The local variable `largest` is initialized to the largest value excluding the last digit (the result of the recursive call).

If the last digit is even and is greater than the largest, it is the largest even digit.

The largest even digit is returned.

The expression `lastDigit > largest` works regardless of whether `largest` is an actual digit or `-1`. Any single digit is greater than `-1`.

## More details

### Base case(s)

A recursive solution must have a base case, or base cases. A base case is an input, a range of inputs, or a set of inputs that are handled without recursion. A base case does not have to be trival, but it must not be recursive.

Many recursive methods express the base case(s) as conditional statements at the top of the method. This is not a requirement.

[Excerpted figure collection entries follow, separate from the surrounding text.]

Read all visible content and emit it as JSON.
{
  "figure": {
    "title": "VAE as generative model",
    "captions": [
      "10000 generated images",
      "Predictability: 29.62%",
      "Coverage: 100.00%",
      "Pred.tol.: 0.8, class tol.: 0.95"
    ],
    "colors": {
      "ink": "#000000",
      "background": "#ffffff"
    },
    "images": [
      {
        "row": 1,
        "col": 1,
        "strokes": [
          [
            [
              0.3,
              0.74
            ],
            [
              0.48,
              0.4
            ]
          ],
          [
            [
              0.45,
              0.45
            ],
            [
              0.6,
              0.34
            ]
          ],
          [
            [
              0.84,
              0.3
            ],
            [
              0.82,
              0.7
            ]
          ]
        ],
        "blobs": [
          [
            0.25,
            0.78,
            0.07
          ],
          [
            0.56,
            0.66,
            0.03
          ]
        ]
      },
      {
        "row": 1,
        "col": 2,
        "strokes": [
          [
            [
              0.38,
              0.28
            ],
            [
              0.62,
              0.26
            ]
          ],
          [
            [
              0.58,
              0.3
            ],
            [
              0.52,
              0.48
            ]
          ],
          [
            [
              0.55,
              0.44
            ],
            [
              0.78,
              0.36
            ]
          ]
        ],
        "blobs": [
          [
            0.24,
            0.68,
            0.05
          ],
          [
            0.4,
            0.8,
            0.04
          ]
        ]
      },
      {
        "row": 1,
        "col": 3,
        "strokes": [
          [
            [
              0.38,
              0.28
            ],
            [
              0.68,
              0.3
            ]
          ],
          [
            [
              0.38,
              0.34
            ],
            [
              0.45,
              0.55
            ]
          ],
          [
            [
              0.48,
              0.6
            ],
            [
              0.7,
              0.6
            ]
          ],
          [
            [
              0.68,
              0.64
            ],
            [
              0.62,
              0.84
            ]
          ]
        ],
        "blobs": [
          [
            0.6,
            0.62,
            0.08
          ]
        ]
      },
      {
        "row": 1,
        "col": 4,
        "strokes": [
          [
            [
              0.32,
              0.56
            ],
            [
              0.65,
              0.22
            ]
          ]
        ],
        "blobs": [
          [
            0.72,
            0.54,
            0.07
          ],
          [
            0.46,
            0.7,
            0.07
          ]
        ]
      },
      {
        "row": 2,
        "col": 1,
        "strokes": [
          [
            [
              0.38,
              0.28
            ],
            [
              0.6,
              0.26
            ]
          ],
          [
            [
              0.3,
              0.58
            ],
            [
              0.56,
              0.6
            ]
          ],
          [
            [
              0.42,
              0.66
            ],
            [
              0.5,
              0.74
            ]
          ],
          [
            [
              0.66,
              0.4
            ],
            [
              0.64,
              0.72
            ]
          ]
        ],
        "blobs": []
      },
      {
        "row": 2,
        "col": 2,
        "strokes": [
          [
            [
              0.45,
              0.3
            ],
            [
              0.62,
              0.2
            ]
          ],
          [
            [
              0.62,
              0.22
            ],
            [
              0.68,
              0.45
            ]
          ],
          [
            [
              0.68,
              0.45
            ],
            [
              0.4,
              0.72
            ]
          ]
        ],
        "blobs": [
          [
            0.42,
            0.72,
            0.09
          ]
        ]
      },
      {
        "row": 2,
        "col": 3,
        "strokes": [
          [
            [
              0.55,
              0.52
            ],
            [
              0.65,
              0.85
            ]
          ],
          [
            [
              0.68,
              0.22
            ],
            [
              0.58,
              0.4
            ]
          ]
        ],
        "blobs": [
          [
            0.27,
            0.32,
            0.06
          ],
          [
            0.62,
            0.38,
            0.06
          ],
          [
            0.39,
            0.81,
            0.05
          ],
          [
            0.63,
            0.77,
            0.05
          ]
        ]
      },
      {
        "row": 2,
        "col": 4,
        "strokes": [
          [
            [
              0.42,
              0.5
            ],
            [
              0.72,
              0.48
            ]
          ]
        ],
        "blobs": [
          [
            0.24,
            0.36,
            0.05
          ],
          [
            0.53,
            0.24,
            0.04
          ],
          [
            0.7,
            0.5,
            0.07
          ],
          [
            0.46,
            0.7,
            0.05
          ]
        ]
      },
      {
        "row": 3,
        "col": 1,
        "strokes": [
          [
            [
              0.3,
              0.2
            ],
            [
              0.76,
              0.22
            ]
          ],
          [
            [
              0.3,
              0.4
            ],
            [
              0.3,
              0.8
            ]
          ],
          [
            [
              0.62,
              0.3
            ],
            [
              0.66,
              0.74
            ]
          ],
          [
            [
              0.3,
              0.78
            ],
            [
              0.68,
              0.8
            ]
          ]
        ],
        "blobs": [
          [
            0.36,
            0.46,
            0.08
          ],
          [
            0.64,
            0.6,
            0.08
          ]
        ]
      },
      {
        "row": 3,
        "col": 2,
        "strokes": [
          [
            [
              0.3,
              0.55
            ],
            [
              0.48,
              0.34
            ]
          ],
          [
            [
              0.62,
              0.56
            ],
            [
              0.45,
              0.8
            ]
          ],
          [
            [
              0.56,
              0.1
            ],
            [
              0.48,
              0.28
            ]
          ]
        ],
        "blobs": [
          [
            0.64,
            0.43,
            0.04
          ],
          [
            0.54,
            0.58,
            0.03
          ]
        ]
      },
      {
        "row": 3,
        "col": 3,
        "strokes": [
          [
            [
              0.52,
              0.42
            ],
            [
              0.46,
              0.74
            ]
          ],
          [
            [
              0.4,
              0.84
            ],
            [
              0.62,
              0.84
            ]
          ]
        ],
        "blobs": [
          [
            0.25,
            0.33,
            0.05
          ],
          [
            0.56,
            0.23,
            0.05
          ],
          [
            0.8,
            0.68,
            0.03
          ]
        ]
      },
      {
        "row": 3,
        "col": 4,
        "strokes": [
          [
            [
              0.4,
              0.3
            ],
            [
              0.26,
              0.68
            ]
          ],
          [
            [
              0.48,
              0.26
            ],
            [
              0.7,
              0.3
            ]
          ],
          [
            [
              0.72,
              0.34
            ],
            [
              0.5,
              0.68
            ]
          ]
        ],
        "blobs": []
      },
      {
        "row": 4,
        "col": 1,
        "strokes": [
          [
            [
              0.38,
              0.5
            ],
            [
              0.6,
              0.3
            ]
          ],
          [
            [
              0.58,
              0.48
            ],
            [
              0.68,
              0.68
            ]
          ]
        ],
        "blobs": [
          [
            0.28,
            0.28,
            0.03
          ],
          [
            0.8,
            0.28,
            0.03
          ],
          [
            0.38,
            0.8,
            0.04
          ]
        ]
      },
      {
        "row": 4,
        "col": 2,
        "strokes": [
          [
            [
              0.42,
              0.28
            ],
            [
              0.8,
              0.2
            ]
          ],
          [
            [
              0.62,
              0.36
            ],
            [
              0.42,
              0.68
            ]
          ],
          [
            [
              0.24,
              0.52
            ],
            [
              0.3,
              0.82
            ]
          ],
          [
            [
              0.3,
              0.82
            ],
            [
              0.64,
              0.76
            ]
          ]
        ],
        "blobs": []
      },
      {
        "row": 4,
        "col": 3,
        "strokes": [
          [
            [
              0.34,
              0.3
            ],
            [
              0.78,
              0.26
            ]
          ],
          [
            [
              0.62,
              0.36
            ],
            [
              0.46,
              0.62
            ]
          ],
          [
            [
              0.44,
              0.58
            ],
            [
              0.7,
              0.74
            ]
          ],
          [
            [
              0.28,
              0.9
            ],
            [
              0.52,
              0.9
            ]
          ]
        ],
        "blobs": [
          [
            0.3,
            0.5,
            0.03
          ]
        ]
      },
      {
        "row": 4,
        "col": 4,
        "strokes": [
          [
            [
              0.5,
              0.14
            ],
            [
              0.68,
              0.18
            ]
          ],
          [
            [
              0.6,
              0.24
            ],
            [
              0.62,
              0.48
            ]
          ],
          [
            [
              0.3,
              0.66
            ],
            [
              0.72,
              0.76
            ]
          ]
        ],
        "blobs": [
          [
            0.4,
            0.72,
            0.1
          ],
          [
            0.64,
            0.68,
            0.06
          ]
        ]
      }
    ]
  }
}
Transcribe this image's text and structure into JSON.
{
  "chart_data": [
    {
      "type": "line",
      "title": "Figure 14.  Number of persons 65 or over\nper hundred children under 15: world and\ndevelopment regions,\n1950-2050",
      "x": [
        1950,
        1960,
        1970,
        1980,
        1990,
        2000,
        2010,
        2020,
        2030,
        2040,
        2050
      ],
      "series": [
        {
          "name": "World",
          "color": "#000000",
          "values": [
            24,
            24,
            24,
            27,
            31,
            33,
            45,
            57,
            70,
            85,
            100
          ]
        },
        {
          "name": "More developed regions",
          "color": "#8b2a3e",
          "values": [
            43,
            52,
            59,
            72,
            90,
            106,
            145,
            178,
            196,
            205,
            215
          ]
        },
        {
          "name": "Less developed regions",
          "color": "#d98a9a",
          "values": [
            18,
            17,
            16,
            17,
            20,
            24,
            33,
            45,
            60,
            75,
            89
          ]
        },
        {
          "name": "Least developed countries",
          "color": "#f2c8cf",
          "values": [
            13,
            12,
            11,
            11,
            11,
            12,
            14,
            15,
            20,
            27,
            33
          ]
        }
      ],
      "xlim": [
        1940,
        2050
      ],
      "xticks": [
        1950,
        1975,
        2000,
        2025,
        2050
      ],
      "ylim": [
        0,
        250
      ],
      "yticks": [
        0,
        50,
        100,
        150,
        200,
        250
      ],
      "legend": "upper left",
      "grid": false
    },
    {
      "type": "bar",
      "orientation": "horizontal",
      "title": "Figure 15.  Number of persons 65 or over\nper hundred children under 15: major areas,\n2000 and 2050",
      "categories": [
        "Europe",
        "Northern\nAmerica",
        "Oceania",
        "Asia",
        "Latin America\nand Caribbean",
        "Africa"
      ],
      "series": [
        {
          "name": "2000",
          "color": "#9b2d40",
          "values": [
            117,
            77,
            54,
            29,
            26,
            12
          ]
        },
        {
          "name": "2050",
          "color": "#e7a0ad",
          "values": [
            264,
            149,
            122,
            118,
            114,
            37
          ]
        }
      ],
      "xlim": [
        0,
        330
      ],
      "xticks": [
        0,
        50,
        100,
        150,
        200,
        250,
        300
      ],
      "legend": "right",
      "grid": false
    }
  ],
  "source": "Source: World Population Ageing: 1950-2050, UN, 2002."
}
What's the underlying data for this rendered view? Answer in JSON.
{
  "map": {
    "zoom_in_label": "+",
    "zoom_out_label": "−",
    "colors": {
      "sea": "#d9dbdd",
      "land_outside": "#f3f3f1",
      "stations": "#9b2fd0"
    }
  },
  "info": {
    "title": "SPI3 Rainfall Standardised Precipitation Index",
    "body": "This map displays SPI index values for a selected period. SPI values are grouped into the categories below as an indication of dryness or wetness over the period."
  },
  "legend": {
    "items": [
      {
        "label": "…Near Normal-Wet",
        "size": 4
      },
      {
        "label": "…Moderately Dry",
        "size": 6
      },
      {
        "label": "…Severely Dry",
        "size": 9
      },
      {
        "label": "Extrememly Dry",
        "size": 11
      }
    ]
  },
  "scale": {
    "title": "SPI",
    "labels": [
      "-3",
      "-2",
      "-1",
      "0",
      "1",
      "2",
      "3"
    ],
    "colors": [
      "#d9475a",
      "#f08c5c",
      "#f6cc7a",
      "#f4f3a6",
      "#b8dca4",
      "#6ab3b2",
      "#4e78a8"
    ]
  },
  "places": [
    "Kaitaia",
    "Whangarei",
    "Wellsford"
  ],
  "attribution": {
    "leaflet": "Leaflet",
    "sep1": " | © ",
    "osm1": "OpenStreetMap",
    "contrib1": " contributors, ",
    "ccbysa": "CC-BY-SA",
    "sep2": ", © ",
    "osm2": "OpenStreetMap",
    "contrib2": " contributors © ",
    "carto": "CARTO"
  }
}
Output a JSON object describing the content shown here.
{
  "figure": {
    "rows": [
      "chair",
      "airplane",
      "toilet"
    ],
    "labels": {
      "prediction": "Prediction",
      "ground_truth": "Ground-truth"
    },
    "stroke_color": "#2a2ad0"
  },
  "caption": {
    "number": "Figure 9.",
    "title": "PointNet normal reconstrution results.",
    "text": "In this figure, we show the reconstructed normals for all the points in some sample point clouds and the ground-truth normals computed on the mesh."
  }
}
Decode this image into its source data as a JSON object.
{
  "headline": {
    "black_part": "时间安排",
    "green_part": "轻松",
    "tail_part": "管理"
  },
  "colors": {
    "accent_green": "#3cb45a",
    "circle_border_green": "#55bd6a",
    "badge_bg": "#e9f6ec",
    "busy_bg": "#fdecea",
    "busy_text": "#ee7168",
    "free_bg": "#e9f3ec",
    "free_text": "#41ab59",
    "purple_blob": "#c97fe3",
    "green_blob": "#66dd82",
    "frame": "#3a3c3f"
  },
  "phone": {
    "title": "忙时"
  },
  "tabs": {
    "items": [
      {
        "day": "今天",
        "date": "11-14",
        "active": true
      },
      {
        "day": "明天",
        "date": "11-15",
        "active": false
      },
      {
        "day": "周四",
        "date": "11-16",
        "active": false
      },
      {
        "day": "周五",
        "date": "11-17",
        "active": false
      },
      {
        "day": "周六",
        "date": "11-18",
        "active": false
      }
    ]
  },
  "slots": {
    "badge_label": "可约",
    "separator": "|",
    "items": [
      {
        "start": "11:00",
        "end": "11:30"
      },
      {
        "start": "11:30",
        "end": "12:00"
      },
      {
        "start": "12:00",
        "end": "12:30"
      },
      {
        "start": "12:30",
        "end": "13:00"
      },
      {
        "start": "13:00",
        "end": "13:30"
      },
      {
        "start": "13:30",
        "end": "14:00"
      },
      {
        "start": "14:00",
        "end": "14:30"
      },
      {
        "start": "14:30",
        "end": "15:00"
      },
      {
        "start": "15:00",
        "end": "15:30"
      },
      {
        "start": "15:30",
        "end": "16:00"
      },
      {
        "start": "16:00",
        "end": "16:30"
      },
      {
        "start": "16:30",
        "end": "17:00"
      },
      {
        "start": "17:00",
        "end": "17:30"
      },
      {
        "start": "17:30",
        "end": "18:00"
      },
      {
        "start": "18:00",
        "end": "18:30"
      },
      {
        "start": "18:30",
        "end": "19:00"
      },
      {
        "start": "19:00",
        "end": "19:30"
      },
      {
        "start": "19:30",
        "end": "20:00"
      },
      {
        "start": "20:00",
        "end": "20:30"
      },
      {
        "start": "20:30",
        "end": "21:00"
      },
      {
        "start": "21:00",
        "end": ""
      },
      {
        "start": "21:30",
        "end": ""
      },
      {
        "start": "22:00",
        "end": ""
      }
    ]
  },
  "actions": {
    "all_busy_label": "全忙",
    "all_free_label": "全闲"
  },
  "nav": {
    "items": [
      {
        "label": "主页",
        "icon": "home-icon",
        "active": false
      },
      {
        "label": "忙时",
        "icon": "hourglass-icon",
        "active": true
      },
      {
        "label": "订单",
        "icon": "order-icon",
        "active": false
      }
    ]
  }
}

To be useful, a base case must meet 2 criteria. It must be possible to handle the base case without recursion. It must be possible to get closer to and eventually hit the base case (or 1 of the base cases if the method has more than 1).

### Recursive call(s)

A recursive method makes one or more useful recursive calls. A useful recursive call must work and must provide a result that helps solve the original problem.

For a recursive call to work, it must get closer to (and the sequence of calls must eventually hit) a base case.

For a recursive call to be useful, it must be possible to use the result to help solve the original problem.

When making a recursive call assume that the method currently being written already works, as long as it is called with something that gets closer to the base case. Don’t worry about how the recursive call works (the sequence of resulting calls). Focus on making a useful call.

### Solution to original problem

The result(s) of the recursive call(s) from the previous are used to solve the original problem. In some cases, such as recursive binary search, the result of a recursive call is also the solution to the original problem. In other cases, such as in the above example, work must be done to handle whatever the recursive call(s) did not handle.

The focus remains on addressing 1 step of the process, not on stepping into the recursive call(s) or considering the sequence of calls. Considering the sequence of calls is useful for ensuring that a recursive call results in a call sequence that hits a base case. Considering the sequence of calls is not useful for solving the original problem.